Moreover, as Israeli Supreme Court President Dorit Beinisch once wrote, “A democracy that ignores basic principles of human rights is liable to give terrorism the victory it seeks.”
In a similar vein, eminent Israeli legal scholars Yuval Shany, Amichai Cohen, and Eliav Lieblich wrote that the response to border demonstrations is foremost “a law enforcement challenge, which should be approached through non-lethal policing, and not through the use of lethal military force.” Live ammunition can be employed only as a last resort and only when there is a specific and concrete threat to life. They noted that even unauthorized crossing of the border into Israel does not in itself justify the use of lethal force.
The law governing the ongoing Israel-Gaza armed conflict is clear: those who are not members of Palestinian armed forces are to be considered civilians.
The distinction between civilians and military targets is a fundamental principle, including according to the IDF and Israeli law. This distinction between civilians and combatants must be made before a soldier opens fire at a target. It is insufficient to discover only after the fact that a targeted Palestinian was a member of Palestinian armed forces.

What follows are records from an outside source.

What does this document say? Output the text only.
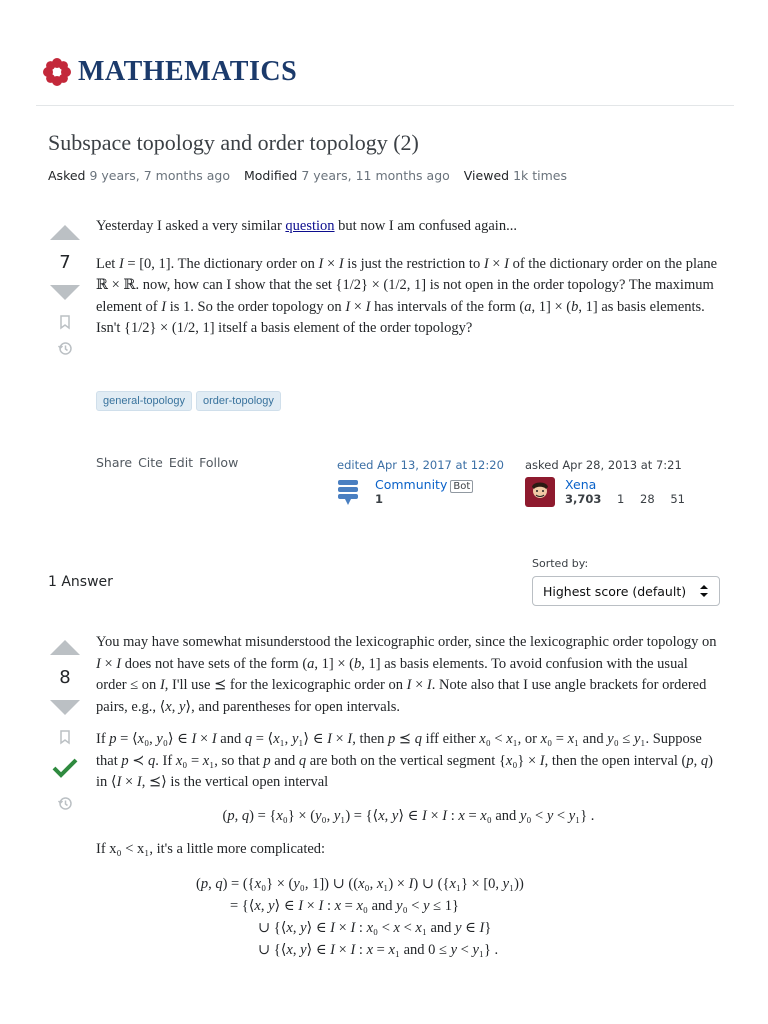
MATHEMATICS
Subspace topology and order topology (2)
Asked 9 years, 7 months ago Modified 7 years, 11 months ago Viewed 1k times
7

Yesterday I asked a very similar question but now I am confused again...

Let I = [0, 1]. The dictionary order on I × I is just the restriction to I × I of the dictionary order on the plane ℝ × ℝ. now, how can I show that the set {1/2} × (1/2, 1] is not open in the order topology? The maximum element of I is 1. So the order topology on I × I has intervals of the form (a, 1] × (b, 1] as basis elements. Isn't {1/2} × (1/2, 1] itself a basis element of the order topology?

general-topology order-topology
Share Cite Edit Follow	edited Apr 13, 2017 at 12:20
Community Bot
1
asked Apr 28, 2013 at 7:21
Xena
3,703 1 28 51
1 Answer
Sorted by:
Highest score (default)
8

You may have somewhat misunderstood the lexicographic order, since the lexicographic order topology on I × I does not have sets of the form (a, 1] × (b, 1] as basis elements. To avoid confusion with the usual order ≤ on I, I'll use ⪯ for the lexicographic order on I × I. Note also that I use angle brackets for ordered pairs, e.g., ⟨x, y⟩, and parentheses for open intervals.

If p = ⟨x₀, y₀⟩ ∈ I × I and q = ⟨x₁, y₁⟩ ∈ I × I, then p ⪯ q iff either x₀ < x₁, or x₀ = x₁ and y₀ ≤ y₁. Suppose that p ≺ q. If x₀ = x₁, so that p and q are both on the vertical segment {x₀} × I, then the open interval (p, q) in ⟨I × I, ⪯⟩ is the vertical open interval

(p, q) = {x₀} × (y₀, y₁) = {⟨x, y⟩ ∈ I × I : x = x₀ and y₀ < y < y₁} .

If x₀ < x₁, it's a little more complicated:

(p, q) = ({x₀} × (y₀, 1]) ∪ ((x₀, x₁) × I) ∪ ({x₁} × [0, y₁))
= {⟨x, y⟩ ∈ I × I : x = x₀ and y₀ < y ≤ 1}
∪ {⟨x, y⟩ ∈ I × I : x₀ < x < x₁ and y ∈ I}
∪ {⟨x, y⟩ ∈ I × I : x = x₁ and 0 ≤ y < y₁} .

The targeting of civilians is prohibited — unless and for such time as they directly participate in hostilities. Precisely what does and does not constitute direct participation in hostilities is a debated question. But it is fairly clear that this standard requires an action that directly harms Israeli military assets or personnel.
Attending a demonstration, even a violent one, is not direct participation in hostilities against Israel. Neither is coming within 100 meters of the border fence.

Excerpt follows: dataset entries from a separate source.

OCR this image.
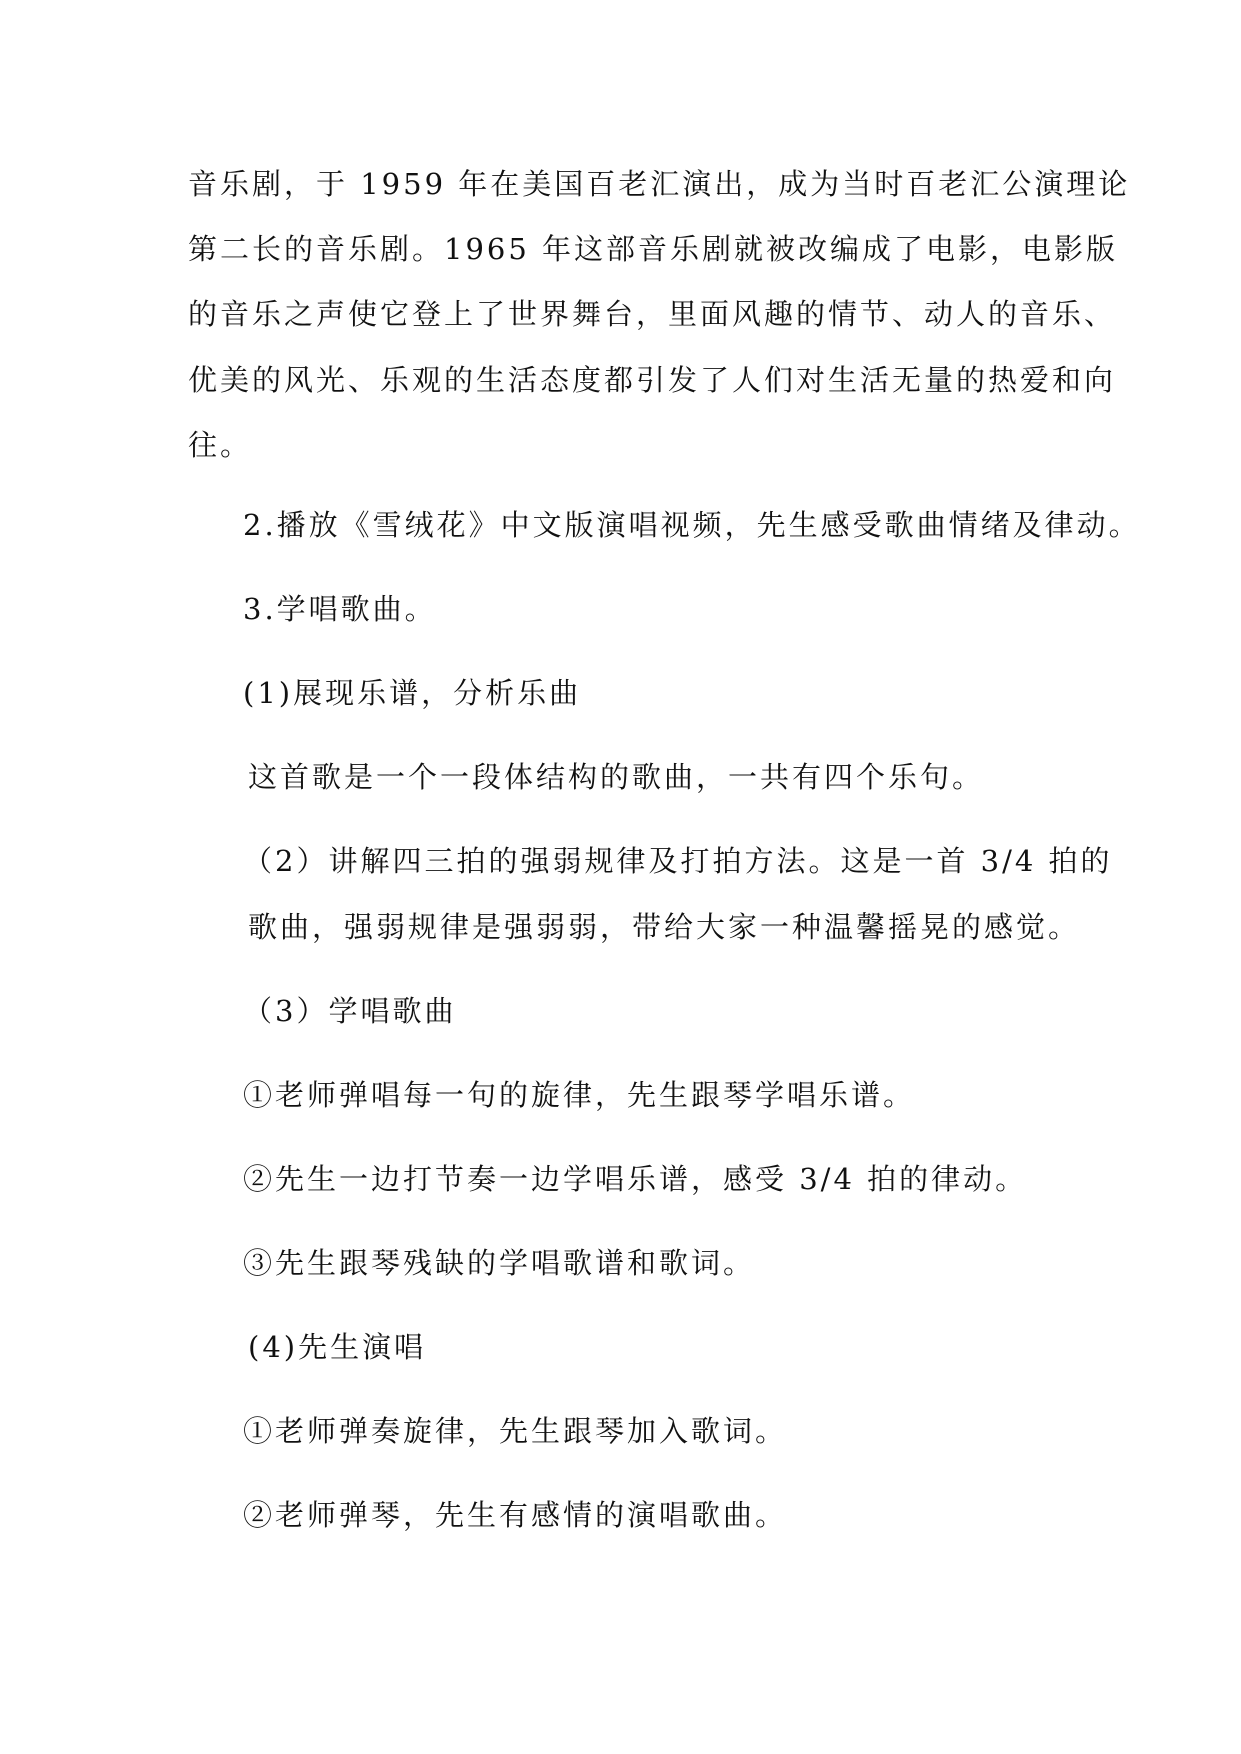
音乐剧，于 1959 年在美国百老汇演出，成为当时百老汇公演理论

第二长的音乐剧。1965 年这部音乐剧就被改编成了电影，电影版

的音乐之声使它登上了世界舞台，里面风趣的情节、动人的音乐、

优美的风光、乐观的生活态度都引发了人们对生活无量的热爱和向

往。

2.播放《雪绒花》中文版演唱视频，先生感受歌曲情绪及律动。

3.学唱歌曲。

(1)展现乐谱，分析乐曲

这首歌是一个一段体结构的歌曲，一共有四个乐句。

（2）讲解四三拍的强弱规律及打拍方法。这是一首 3/4 拍的

歌曲，强弱规律是强弱弱，带给大家一种温馨摇晃的感觉。

（3）学唱歌曲

①老师弹唱每一句的旋律，先生跟琴学唱乐谱。

②先生一边打节奏一边学唱乐谱，感受 3/4 拍的律动。

③先生跟琴残缺的学唱歌谱和歌词。

(4)先生演唱

①老师弹奏旋律，先生跟琴加入歌词。

②老师弹琴，先生有感情的演唱歌曲。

The Israeli human rights organization B’Tselem adjured IDF soldiers to refuse to fire at unarmed civilians. “An order that permits live gunfire at unarmed civilians is blatantly unlawful,” the group said in a statement. But that is not necessarily true. For instance, an unarmed civilian distributing ammunition is probably lawfully targetable.
Still, B’Tselem is not acting against the IDF or Israel by encouraging IDF soldiers to disobey certain illegal orders. In fact, Israeli law firmly forbids soldiers from obeying “manifestly illegal” orders. Such orders are characterized, as Israeli Justice Benjamin Halevy described half a century ago, by “unlawfulness piercing the eye and revolting the heart, be the eye not blind nor the heart stony and corrupt.” The Nuremberg defense of “I was only following orders!” is no defense to complicity in atrocities.
The suggestion of Likud party foreign affairs director Eli Hazan—that every individual among the tens of thousands of Palestinian protesters is a legitimate target simply for being part of a Hamas demonstration is the kind of blinded eye and stony corrupt heart Justice Halevy warned of.
Emotionally, I am afraid I understand Hazan’s sentiment. I cannot help but think of terror tunnels and Hamas frogmen and a murdered little boy named Eyal.
Yet I think too of the country Eyal was born into and the country the next generation will inherit.
Israel cannot permit terrorists to pierce our sacrosanct borders and take the lives of our children. Neither can Israel permit terrorists to pierce the sacrosanct borders of our law and morality.
“Justice should be called upon to shape and affect Might, rather than be constantly held as at worst irrelevant and at best subordinate to it,” said Prof. Pnina Lahav.
And as the Israeli high court concurred, “even under the roar of the cannons, the Military Commander must uphold the law. The strength of society in withstanding its enemies is based on its recognition that it is fighting for values that are worth defending. The rule of law is one of those values.”
Andrew Mark Bennett is a lawyer and doctoral fellow in the “Human Rights Under Pressure” program at the Freie Universität Berlin.